Prescriptive representation engineering (PRepE) experiments

This is a series of experiments in which we attempt to impose structure on latent embeddings. Ultimately, the goal is to develop a capability to structure the latent spaces in complex models like LLMs.

Background

Recent experiments have provided some evidence that "bad" behaviors in LLMS cluster together (such as writing malicious code and being racist). Although surprising, it makes some intuitive sense: perhaps such behaviors cluster together because it's just the most efficient way to compress knowledge. However, intervening on model behavior remains a tremendous challenge — partly because we don't know which directions in latent space correspond to undesirable traits, and we don't know how tangled up they might be with benign concepts. Indeed, attempts to align models to display "good" behavior often comes at the cost of reduced performance overall.

We hope that this research will reveal more precise and robust ways to constrain the capabilities of LLMs. In contrast to representation engineering (RepE) — which attempts to discover model characteristics after training — we expect that anchoring core concepts to known directions will make alignment efforts more robust, through two mechanisms:

The relevant directions would be known even before training, so you don't need to look for them. This could improve the prospect of both measuring model alignment throughout training, and intervening on misaligned behavior after training.
Directions of interest should act as attractors for similar concepts, reducing the chance that unrelated (benign) concepts become entangled with them.

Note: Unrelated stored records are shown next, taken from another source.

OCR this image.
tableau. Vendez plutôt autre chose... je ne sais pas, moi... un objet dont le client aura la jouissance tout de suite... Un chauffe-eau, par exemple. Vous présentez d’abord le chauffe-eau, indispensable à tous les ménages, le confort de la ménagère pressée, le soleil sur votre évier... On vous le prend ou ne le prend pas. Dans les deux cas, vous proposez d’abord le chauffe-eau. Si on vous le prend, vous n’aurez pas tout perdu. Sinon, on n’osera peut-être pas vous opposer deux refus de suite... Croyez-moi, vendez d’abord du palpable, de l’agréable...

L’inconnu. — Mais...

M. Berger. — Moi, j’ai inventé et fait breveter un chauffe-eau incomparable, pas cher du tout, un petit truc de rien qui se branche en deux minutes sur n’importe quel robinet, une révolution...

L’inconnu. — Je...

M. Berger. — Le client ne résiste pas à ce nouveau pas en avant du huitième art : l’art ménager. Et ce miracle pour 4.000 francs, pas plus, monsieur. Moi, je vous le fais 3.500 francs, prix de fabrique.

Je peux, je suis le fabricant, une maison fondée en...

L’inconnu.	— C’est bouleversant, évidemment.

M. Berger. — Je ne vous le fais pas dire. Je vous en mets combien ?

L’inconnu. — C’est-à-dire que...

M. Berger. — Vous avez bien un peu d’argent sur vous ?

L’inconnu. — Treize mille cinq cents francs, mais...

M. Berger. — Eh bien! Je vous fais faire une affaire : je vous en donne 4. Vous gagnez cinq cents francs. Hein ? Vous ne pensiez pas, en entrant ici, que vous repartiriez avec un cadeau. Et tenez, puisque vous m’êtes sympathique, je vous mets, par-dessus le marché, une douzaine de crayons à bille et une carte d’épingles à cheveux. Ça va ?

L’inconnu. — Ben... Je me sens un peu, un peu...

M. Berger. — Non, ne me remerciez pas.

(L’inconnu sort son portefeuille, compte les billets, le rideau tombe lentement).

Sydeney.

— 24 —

What PRepE is not: We are not suggesting that we structure the entire latent space. Deep learning is good at discovering embeddings, and we give the model the freedom to do so. We only prescribe the embeddings for the handful of prototype concepts that we wish to intervene on.

M1. Preliminary experiments with color

We begin with some experiments with color, because color spaces are well defined and highly intuitive for visualization. Our goal is to demonstrate that it's possible to impose interpretable structure on latent space in a toy model.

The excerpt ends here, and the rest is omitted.